Словно защищаясь, Романов швырнул в Крылова тюбик, не попал, схватил табурет, Крылов не шевельнулся. Романов повертел табурет, зажмурился и бросил. Табурет больно ударил Крылова в коленку.

Затем Романов сел на кушетку, стиснул виски, закачался взад-вперед. Все это напомнило дурную пьесу. «Интересно, как они выкарабкаются из этой пошлятины, – подумал Крылов. – Ситуация! А черт с ним, лишь бы узнать, где Наташа».

– Вот и познакомились, – сказал Крылов. Романов поднял голову.

– Простите. Нервы и прочее. – Он повертел пустую бутылку. – Я думал, вы из Дворца культуры. Очень смешно.

– Я вам говорил, – сказал Крылов, – вы не слушали. Романов передернулся.

– А-а-а, так даже интереснее. Значит, вот вы какой. – Ухмыляясь, он оглядел Крылова. – И что это она в вас нашла?

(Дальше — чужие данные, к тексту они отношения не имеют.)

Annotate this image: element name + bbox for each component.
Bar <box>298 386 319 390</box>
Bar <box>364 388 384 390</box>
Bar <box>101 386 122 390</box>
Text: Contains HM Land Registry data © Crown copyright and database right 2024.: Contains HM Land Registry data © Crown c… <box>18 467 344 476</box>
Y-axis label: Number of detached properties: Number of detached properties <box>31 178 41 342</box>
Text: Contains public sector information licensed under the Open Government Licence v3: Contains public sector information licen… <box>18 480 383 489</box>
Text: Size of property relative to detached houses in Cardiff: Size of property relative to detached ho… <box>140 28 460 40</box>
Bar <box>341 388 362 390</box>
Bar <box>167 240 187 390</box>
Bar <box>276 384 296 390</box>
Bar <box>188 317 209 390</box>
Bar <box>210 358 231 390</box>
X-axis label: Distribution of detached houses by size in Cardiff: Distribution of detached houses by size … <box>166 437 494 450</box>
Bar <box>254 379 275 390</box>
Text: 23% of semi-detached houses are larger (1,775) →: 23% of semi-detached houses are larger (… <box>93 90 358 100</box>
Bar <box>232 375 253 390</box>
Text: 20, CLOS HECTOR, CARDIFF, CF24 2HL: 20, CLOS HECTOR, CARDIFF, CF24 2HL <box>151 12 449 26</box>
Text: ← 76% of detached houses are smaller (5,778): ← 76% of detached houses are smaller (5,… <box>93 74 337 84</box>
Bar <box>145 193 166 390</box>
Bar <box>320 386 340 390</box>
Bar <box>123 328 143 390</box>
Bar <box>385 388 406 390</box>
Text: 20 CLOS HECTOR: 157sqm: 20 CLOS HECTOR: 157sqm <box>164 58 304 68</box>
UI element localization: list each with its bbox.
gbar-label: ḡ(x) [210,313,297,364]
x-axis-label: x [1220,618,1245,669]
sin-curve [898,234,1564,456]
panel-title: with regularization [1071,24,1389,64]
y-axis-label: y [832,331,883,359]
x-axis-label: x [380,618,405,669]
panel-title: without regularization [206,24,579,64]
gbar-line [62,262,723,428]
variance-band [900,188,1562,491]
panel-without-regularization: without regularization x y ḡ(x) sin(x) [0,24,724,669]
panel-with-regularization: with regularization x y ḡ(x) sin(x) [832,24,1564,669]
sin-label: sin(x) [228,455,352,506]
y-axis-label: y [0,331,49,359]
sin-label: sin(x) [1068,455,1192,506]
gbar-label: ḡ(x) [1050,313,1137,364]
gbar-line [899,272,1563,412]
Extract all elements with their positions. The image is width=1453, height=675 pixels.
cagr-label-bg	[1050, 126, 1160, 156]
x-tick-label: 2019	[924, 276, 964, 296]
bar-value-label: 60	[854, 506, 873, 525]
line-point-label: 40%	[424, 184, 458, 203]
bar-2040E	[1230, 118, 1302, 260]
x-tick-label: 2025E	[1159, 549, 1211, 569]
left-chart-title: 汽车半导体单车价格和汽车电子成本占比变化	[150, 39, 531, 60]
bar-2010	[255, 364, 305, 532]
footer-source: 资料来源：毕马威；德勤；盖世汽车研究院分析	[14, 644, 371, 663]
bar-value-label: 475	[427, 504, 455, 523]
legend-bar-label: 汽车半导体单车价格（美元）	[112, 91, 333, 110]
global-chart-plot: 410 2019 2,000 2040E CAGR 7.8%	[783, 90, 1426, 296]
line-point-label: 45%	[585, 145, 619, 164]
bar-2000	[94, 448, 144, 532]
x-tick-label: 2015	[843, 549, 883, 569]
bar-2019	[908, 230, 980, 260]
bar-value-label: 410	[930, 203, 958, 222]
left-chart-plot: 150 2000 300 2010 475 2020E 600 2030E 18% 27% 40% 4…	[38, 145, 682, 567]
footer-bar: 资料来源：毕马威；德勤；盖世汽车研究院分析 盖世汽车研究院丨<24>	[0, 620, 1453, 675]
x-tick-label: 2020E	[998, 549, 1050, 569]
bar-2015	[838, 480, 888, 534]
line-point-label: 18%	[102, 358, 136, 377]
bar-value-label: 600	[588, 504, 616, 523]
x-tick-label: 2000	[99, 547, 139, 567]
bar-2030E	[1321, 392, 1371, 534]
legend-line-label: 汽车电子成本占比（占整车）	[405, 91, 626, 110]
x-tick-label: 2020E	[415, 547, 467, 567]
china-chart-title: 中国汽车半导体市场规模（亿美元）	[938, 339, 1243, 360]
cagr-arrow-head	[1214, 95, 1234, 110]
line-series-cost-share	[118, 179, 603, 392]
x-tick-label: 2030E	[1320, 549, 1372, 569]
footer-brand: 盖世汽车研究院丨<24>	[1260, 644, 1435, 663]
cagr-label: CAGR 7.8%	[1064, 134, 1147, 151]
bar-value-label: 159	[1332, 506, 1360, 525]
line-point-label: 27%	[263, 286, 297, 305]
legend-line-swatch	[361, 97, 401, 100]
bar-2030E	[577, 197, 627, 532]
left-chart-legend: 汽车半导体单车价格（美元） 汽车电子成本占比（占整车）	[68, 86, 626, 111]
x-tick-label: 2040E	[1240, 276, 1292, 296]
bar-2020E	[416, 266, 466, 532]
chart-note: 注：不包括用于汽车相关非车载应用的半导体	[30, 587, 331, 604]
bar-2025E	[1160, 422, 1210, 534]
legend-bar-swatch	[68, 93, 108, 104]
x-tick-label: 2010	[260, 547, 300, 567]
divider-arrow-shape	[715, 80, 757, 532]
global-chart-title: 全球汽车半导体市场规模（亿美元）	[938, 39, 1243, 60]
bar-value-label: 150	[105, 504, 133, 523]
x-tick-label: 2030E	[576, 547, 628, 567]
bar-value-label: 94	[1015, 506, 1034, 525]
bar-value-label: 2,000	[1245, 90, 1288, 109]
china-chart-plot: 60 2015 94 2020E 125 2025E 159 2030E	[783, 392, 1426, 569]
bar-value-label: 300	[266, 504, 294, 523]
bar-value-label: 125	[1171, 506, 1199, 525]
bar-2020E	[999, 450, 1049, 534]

Физиономия у вас примитивная. Ситчик в горошек. Неудивительно, что я вас за администратора… Ситуация.

Так неожиданно было, что Романов произнес то же самое слово, что Крылов чуть не рассмеялся. Это слово чем-то объединило их.

– Вы чего приехали? Раздел имущества? – Романов изо всех сил иронизировал.

– Куда она уехала?

– Вы не знаете? Великолепно! – Романов развалился на кушетке, забросил ногу на ногу. – Я вас приветствую. Значит, у нее кто-то третий. Брошенный муж – жалкое зрелище, не правда ли? Я из-за нее работать не могу. От вас никогда не уходила женщина? Отвратительная штука. – Он старался изобразить циника и не мог. – Но я работать не могу, а без работы я пропал. Стерва. Вышибла подпору, – застонал, раскачиваясь из стороны в сторону. – Что мне делать, Крылов, посоветуйте. Видите, мне нисколько не стыдно. Вы ведь умненький. Семья разрушена. С вас все началось. Вы ей наговорили, натрясли свою труху ученую. Знали, что она замужем, что у нее сын, неужто не стыдно? Подлость – так это называется. Подлец вы!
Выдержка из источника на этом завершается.